The latest expansion to Civilization V includes a number of improvements (which isn't hard, as there was a lot wrong with it before). The two main ones that affect gameplay are from older incarnations of the game: espionage and religion.

I switch off espionage, because I never gain any benefit from it. Other civs keep stealing my technology but I'm never behind them to steal any of theirs. I found that the game was a lot less tiresome when I set the city state number to zero, so removing espionage is along the same lines as that.

I can't switch off religion, though. When I found one, I can choose from among a fixed number of properties for it (such as Ceremonial Burial, which adds +1 happiness for every city following it — who cares what the rest do?). I can also choose a religious symbol from one of 11: Buddhism, Christianity, Confucianism, Hinduism, Islam, Judaism, Shinto, Sikhism, Taoism, Tengriism, Zoroastrianism. You can change the name associated with the symbol if you like, but AI players just go with the default. All cities will eventually have a religion; the more that have the one you founded, the better for you.

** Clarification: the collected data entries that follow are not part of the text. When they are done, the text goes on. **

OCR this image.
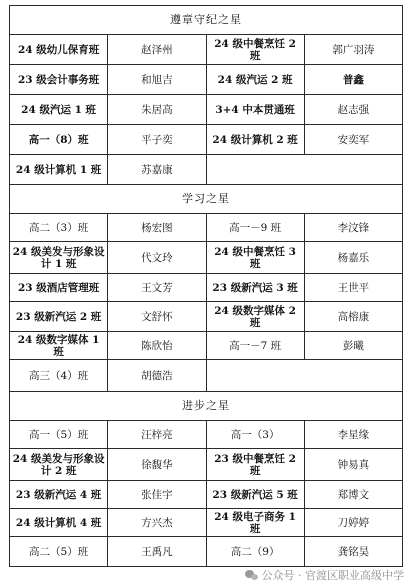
遵章守纪之星			
24 级幼儿保育班	赵泽州	24 级中餐烹饪 2 班	郭广羽涛
23 级会计事务班	和旭吉	24 级汽运 2 班	普鑫
24 级汽运 1 班	朱居高	3+4 中本贯通班	赵志强
高一（8）班	平子奕	24 级计算机 2 班	安奕军
24 级计算机 1 班	苏嘉康		
学习之星			
高二（3）班	杨宏图	高一－9 班	李汶锋
24 级美发与形象设计 1 班	代文玲	24 级中餐烹饪 3 班	杨嘉乐
23 级酒店管理班	王文芳	23 级新汽运 3 班	王世平
23 级新汽运 2 班	文舒怀	24 级数字媒体 2 班	高榕康
24 级数字媒体 1 班	陈欣怡	高一－7 班	彭曦
高三（4）班	胡德浩		
进步之星			
高一（5）班	汪梓亮	高一（3）	李星缘
24 级美发与形象设计 2 班	徐馥华	23 级中餐烹饪 2 班	钟易真
23 级新汽运 4 班	张佳宇	23 级新汽运 5 班	郑博文
24 级计算机 4 班	方兴杰	24 级电子商务 1 班	刀婷婷
高二（5）班	王禹凡	高二（9）	龚铭昊
公众号 · 官渡区职业高级中学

Now I realise that this is an expansion called "Gods and Kings", but nevertheless I'd have hoped that the advantages of having a religion in ancient times would have perhaps become more like disadvantages in the later stages of the game. Surely as science improves and education widens, the effect of religion should diminish? I'm not asking for a 12th "faith" of atheism, because it isn't one; I am asking for them to make it that if you build education improvements in a city, the amount of faith it generates falls. Or, if you prefer it the other way round, if you build religious improvements in a city, the amount of science it generates falls.

Oh well. I knew Civ5 wasn't realistic when I found I could shoot arrows across the English Channel.